Of course nutrition is important, but it’s not the only thing to keep in mind when taking care of your bones. Studies show that exercise helps keep the bones strong and slow down bone loss in our later years. An inactive person is at a higher risk of getting osteoporosis than someone who exercises regularly. Weight-bearing exercises are especially great for strengthening bones. These exercises involve being on our feet and pushing against gravity. Some examples are dancing, jump rope, brisk walking, hiking, stair climbing, and sports such as basketball and soccer. Weightlifting is great for increasing bone strength, however, don’t over do it. Light weight lifting is beneficial. If currently inactive, start with something simple such as light weights or walking around your neighborhood for 10-20 minutes and build up from there. Healthy lifestyle changes may be difficult at first, but the benefits are well worth it. If married or living with family getting your spouse or a member of your family or a friend to join you helps keep up motivation and accountability.
Stress is another important factor to address. We don’t often think of stress affecting our bones, but it seriously does. Due to physiological changes that occur in our bodies when we’re stressed, constant stress wears down our bodies and causes our cells to get sick. Remember that our bones are made up of cells. Sick cells create more sick cells. Sick cells create toxins in the body that causes more sick cells. Sick cells can’t perform their tasks correctly either. Additionally, stress affects the immune and digestive systems. This affects our bodies’ ability to get rid of illnesses, sick cells, and can impede nutrients from reaching certain parts of our bones.

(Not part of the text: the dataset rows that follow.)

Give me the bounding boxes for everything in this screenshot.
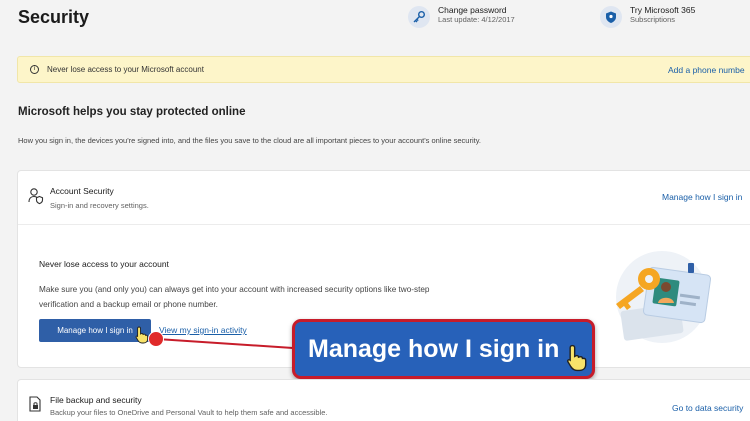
account-security-title: Account Security [50,186,114,196]
add-phone-number-link[interactable]: Add a phone numbe [668,65,745,75]
change-password-subtitle: Last update: 4/12/2017 [438,14,515,24]
callout-pointer-cursor-icon [567,344,587,372]
callout-text: Manage how I sign in [308,334,560,363]
try-microsoft-365-subtitle: Subscriptions [630,14,676,24]
file-backup-card[interactable]: File backup and security Backup your fil… [17,379,750,421]
never-lose-access-title: Never lose access to your account [39,259,169,269]
account-warning-banner: i Never lose access to your Microsoft ac… [17,56,750,83]
file-backup-title: File backup and security [50,395,142,405]
never-lose-access-text: Make sure you (and only you) can always … [39,285,430,309]
manage-sign-in-header-link[interactable]: Manage how I sign in [662,192,742,202]
page-title: Security [18,7,90,27]
banner-text: Never lose access to your Microsoft acco… [47,65,204,74]
shield-icon [600,6,622,28]
pointer-cursor-icon [135,326,149,344]
account-security-subtitle: Sign-in and recovery settings. [50,201,149,210]
account-security-header[interactable]: Account Security Sign-in and recovery se… [18,171,750,225]
manage-sign-in-callout: Manage how I sign in [292,319,595,379]
key-icon [408,6,430,28]
go-to-data-security-link[interactable]: Go to data security [672,403,743,413]
section-description: How you sign in, the devices you're sign… [18,136,481,145]
security-illustration [616,251,712,343]
file-backup-subtitle: Backup your files to OneDrive and Person… [50,408,328,417]
view-sign-in-activity-link[interactable]: View my sign-in activity [159,325,247,335]
file-lock-icon [28,396,42,417]
person-shield-icon [28,187,44,210]
change-password-action[interactable]: Change password Last update: 4/12/2017 [408,5,515,28]
info-icon: i [30,65,39,74]
section-heading: Microsoft helps you stay protected onlin… [18,106,246,118]
try-microsoft-365-action[interactable]: Try Microsoft 365 Subscriptions [600,5,695,28]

To learn more about the effects of stress click here. Additionally we have a stress solution to help those who need help controlling or resolving stress http://bit.ly/1vrhPFI.
Staying hydrated is important for overall health, but also for keeping bones healthy specifically. Inflammation occurs when we are not regularly hydrated, and can lead to arthritis which damages the bones and causes discomfort and pain. Hydration is important for the cells, including bone cells.
Obviously, you should avoid situations in which you can injure your bones or other areas of the body. Bones take a while to heal after physical trauma. If you break a bone, seek medical treatment immediately. Avoid twisting any part of your body in awkward ways, or pushing the limits of your range of motion. Doing this can result in bone and muscle damage. Hormones can also affect bone health. Be sure to check out our hormones blog and our men’s hormone health blog.
The bones, just like the rest of the body, are constantly changing. Old bone mass is broken down while new bone mass is being created in its place. Most people reach their maximum bone mass around age thirty, and lose very slight amounts of bone mass afterward. Bone health depends on how much mass is built up until age thirty, and how little is lost in the later years. If bones are unhealthy, osteoporosis will be developed. All in all, it’s rather simple to keep the bones healthy. Get enough calcium from nutritional sources, eat a balanced diet, get regular exercise, stay hydrated, and control stress and sleep 7 – 8 hours every night. Take care of your body and it will take care of you.